Umsatzprognose gekappt
Lkw-Geschäft bremst Daimler

Etwa ein Fünftel seiner Umsätze macht Daimler mit Lastwagen. Das Geschäft läuft dieses Jahr so schwach, dass der Konzern seine Umsatzprognose zurücknehmen musste - trotz Rekordverkäufen in der Pkw-Sparte. Archivbild: dpa

Etwa ein Fünftel seiner Umsätze macht Daimler mit Lastwagen. Das Geschäft läuft dieses Jahr so schwach, dass der Konzern seine Umsatzprognose zurücknehmen musste - trotz Rekordverkäufen in der Pkw-Sparte.
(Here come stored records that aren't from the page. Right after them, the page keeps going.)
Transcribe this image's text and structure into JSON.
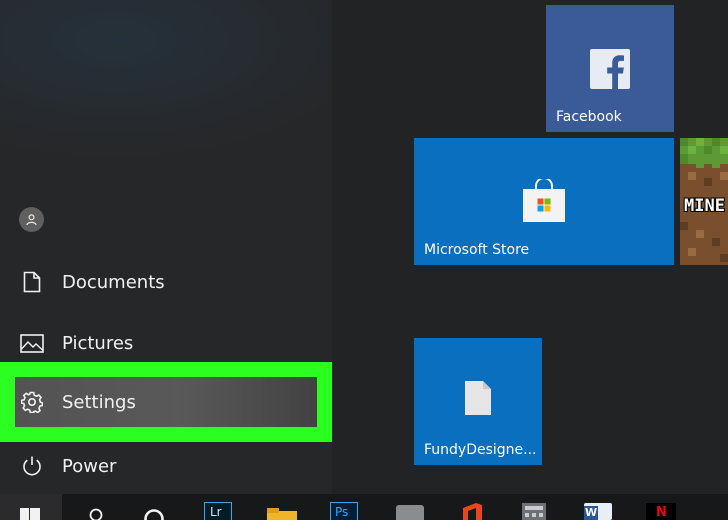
{
  "start_menu": {
    "items": [
      {
        "label": "Documents",
        "icon": "document-icon"
      },
      {
        "label": "Pictures",
        "icon": "pictures-icon"
      },
      {
        "label": "Settings",
        "icon": "gear-icon"
      },
      {
        "label": "Power",
        "icon": "power-icon"
      }
    ],
    "user_icon": "user-icon"
  },
  "tiles": {
    "facebook": {
      "label": "Facebook",
      "color": "#3a5a98"
    },
    "store": {
      "label": "Microsoft Store",
      "color": "#0a6fbf"
    },
    "minecraft": {
      "label": "MINE"
    },
    "fundy": {
      "label": "FundyDesigne...",
      "color": "#0a6fbf"
    }
  },
  "highlight_color": "#2bff22",
  "taskbar": {
    "icons": [
      "windows-start-icon",
      "search-icon",
      "cortana-icon",
      "lightroom-icon",
      "file-explorer-icon",
      "photoshop-icon",
      "generic-app-icon",
      "office-icon",
      "calculator-icon",
      "word-icon",
      "netflix-icon"
    ],
    "lightroom_text": "Lr",
    "photoshop_text": "Ps",
    "word_text": "W",
    "netflix_text": "N"
  }
}
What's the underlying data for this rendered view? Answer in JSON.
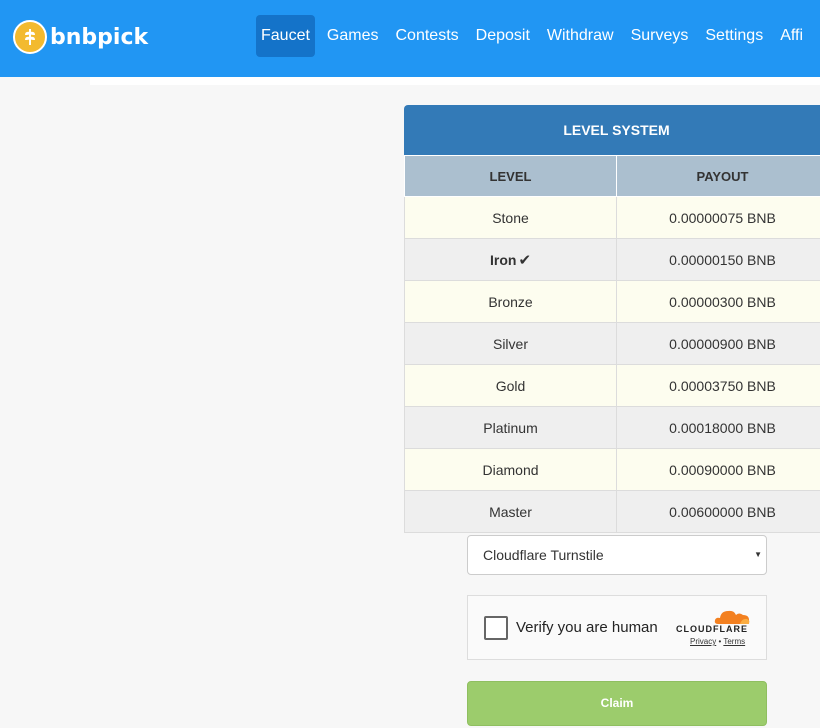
{
  "brand": {
    "name": "bnbpick",
    "logo_icon": "wheat-coin-icon",
    "logo_color": "#f3ba2f"
  },
  "nav": {
    "items": [
      {
        "label": "Faucet",
        "active": true
      },
      {
        "label": "Games"
      },
      {
        "label": "Contests"
      },
      {
        "label": "Deposit"
      },
      {
        "label": "Withdraw"
      },
      {
        "label": "Surveys"
      },
      {
        "label": "Settings"
      },
      {
        "label": "Affi"
      }
    ],
    "color": "#2196f3"
  },
  "level_system": {
    "title": "LEVEL SYSTEM",
    "headers": {
      "level": "LEVEL",
      "payout": "PAYOUT"
    },
    "rows": [
      {
        "level": "Stone",
        "payout": "0.00000075 BNB"
      },
      {
        "level": "Iron",
        "payout": "0.00000150 BNB",
        "current": true
      },
      {
        "level": "Bronze",
        "payout": "0.00000300 BNB"
      },
      {
        "level": "Silver",
        "payout": "0.00000900 BNB"
      },
      {
        "level": "Gold",
        "payout": "0.00003750 BNB"
      },
      {
        "level": "Platinum",
        "payout": "0.00018000 BNB"
      },
      {
        "level": "Diamond",
        "payout": "0.00090000 BNB"
      },
      {
        "level": "Master",
        "payout": "0.00600000 BNB"
      }
    ]
  },
  "captcha": {
    "selected": "Cloudflare Turnstile",
    "widget": {
      "label": "Verify you are human",
      "brand": "CLOUDFLARE",
      "privacy": "Privacy",
      "separator": "•",
      "terms": "Terms"
    }
  },
  "claim": {
    "label": "Claim",
    "color": "#9ccc6c"
  }
}
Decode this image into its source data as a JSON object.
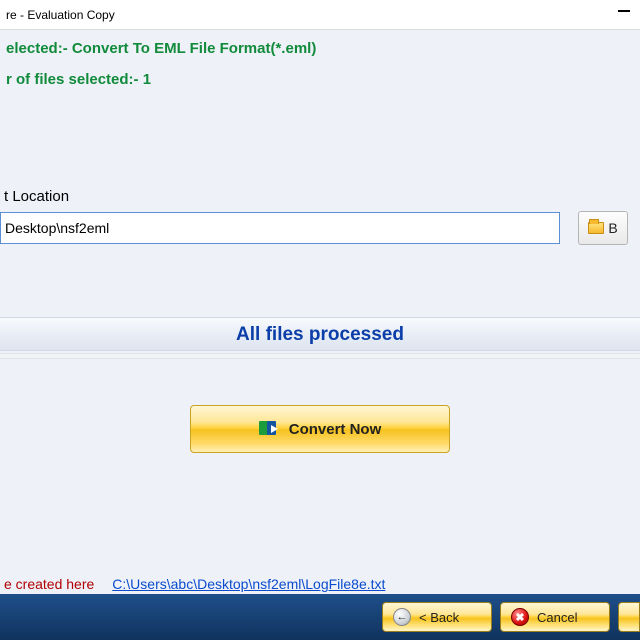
{
  "window": {
    "title": "re - Evaluation Copy"
  },
  "info": {
    "format_line": "elected:- Convert To EML File Format(*.eml)",
    "count_line": "r of files selected:- 1"
  },
  "output": {
    "label": "t Location",
    "path": "Desktop\\nsf2eml",
    "browse_label": "B"
  },
  "status": {
    "text": "All files processed"
  },
  "convert": {
    "label": "Convert Now"
  },
  "log": {
    "label": "e created here",
    "link": "C:\\Users\\abc\\Desktop\\nsf2eml\\LogFile8e.txt"
  },
  "nav": {
    "back": "< Back",
    "cancel": "Cancel"
  }
}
Stuttgart. Das schwache Lkw-Geschäft durchkreuzt die Wachstumspläne von Daimler. Nachdem der Autobauer wegen der Probleme in Nordamerika schon im Frühjahr die Erwartungen für seine Lkw-Sparte zurückgenommen hatte, passte er nun nach einem erneuten Einbruch bei den Trucks Absatz- und Umsatzplanung für den gesamten Konzern nach unten an. "Grund dafür ist die sich abschwächende Nachfrage auf den wichtigsten Truck-Märkten", sagte Finanzchef Bodo Uebber am Freitag in Stuttgart. Daimler macht gut ein Fünftel seiner Umsätze mit Lastwagen. Für 2016 rechnet Daimler nun nur noch mit Erlösen "in der Größenordnung" des Vorjahreswerts von etwa 150 Milliarden Euro. Zuvor war man von einem leichten Zuwachs ausgegangen. Der gesamte Fahrzeugabsatz von Lastwagen und Autos werde nur noch leicht über dem Vorjahreswert liegen. Zuvor hatte Daimler hier mit einem deutlichen Plus gerechnet. Beim operativen Gewinn peilt der Konzern nach wie vor einen Wert leicht über den knapp 14 Milliarden Euro vom Vorjahr an.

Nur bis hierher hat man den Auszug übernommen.